Shares of Dell (NASDAQ: DELL ) fell as low as $12.71 on Friday, even as founder Michael Dell's proposal to buy the company for $13.65 goes before shareholders two weeks from now. At first glance, Dell might seem like a no-brainer "buy" candidate (invest $12.71 now, get $13.65 after the proxy vote on July 18).
However, this is far from being the whole story. An activist campaign led by Carl Icahn's Icahn Enterprises (NASDAQ: IEP ) investment fund has made Dell perhaps the riskiest stock in the market. Icahn believes that Michael Dell's proposal to buy the company significantly undervalues Dell. Yet while Icahn probably has the heft (and the votes) to scuttle Dell's go-private deal, he is unlikely to garner enough support to implement his proposal to increase shareholder value through a $14 tender offer.
The results are likely to be very disappointing for Dell shareholders. If this "clash of the titans" between Dell and Icahn ends in a stalemate, the company will find itself without a clear strategic direction and its valuation could revert to a much lower multiple, in keeping with Dell's uncertain prospects.
1. Dell-Silver Lake buyout on the rocks
Investors can debate whether the $13.65 buyout offer from Michael Dell and hedge fund Silver Lake Partners recognizes the "full" value of Dell. However, one thing cannot be disputed: Until Michael Dell and Silver Lake came along with a proposal to take the company private, Dell stock was worth much less, bottoming below $9 in late 2012.
The rapid rise in Dell's stock price in early 2013 was a direct result of the buyout offer.
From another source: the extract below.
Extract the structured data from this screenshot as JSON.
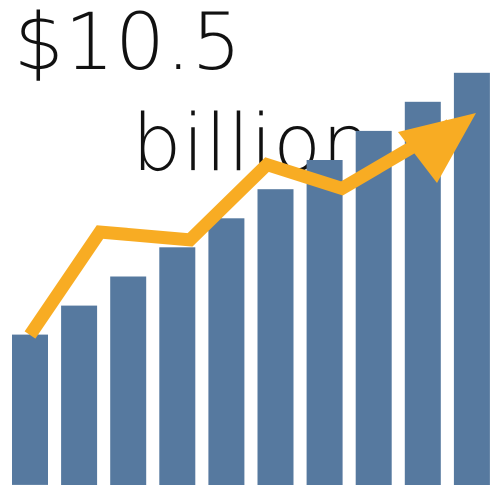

Indeed, as Dell's "Special Committee" pointed out in a shareholder presentation released Friday, the PC industry outlook has been revised lower numerous times in the past year. Company fundamentals have also suffered, lagging those of competitors like Hewlett-Packard (NYSE: HPQ ) .
This hasn't stopped Icahn from making the rounds on TV to tell anybody who will listen that Dell is worth far more than $13.65. Yet as the Wall Street Journal recently noted, Icahn has not offered to buy the company at any price; he wants Dell to fund a $14 tender offer with the company's cash on hand and new debt.
In late 2012, when Dell shares were mired below $10, most shareholders would have taken $13.65 in a heartbeat. Icahn's muckraking has clouded the waters; many shareholders now seem unwilling to sell at that price. Indeed, the Special Committee of Dell's board recently advised Michael Dell and Silver Lake to raise their bid in order to improve their chances of winning the upcoming shareholder vote. However, according to a Bloomberg report on Friday, Dell and Silver Lake will not budge.
2. Icahn's tender offer: a long shot
Shareholders voting against the Dell-Silver Lake buyout offer are probably doing so because they have been convinced that Icahn's tender offer plan would offer more value. However, investors need to understand that even if the Dell-Silver Lake buyout is rejected, Icahn's plan has a very low probability of being implemented.
The problem is that Michael Dell owns approximately 16% of the company. While he has to remain "neutral" in the buyout vote, he can vote as he pleases if the buyout offer fails. This means that while Icahn only needs to muster 42% of the shareholder vote to scuttle the buyout offer, he needs a full 50% to elect his slate of directors and proceed with his recapitalization plan.
According to AllThingsD, there is a good chance that the buyout will fail but Icahn will also fail to gain control of the company, leaving the company in no-man's-land. It has been very clear from the recent verbal sparring in the press that Icahn and Michael Dell have very different ideas about how to turn the company around. If the two sides are forced to share control of the company, prolonged bickering seems more likely than concerted action.
Foolish bottom line
If the "deadlock" scenario emerges, where neither Michael Dell nor Carl Icahn can take full control of the company, Dell stock could plummet. Dell's special committee noted in its recent presentation that if Dell were to trade for the same earnings multiple as HP, shares would be worth just $5.85-$8.67 across a range of plausible scenarios.
Dell shares are trading at a significant discount to Michael Dell's buyout offer ($13.65) and Carl Icahn's proposed tender offer ($14) for good reason. Shareholders are so closely divided that it is very possible that both proposals will fail. Even if you are willing to sell your Dell stock for $13.65 and Michael Dell wants to buy your stock for $13.65, you'll only be able to sell at that price if enough other shareholders are of the same mind.
While virtually every shareholder favors either Dell's plan or Icahn's plan over the status-quo, the two sides may be reaching a deadlock that keeps the status-quo intact by default. Ordinary shareholders are just pawns in this high-stakes game. The growing likelihood of stalemate makes Dell an incredibly risky stock for investors -- one that should probably be avoided.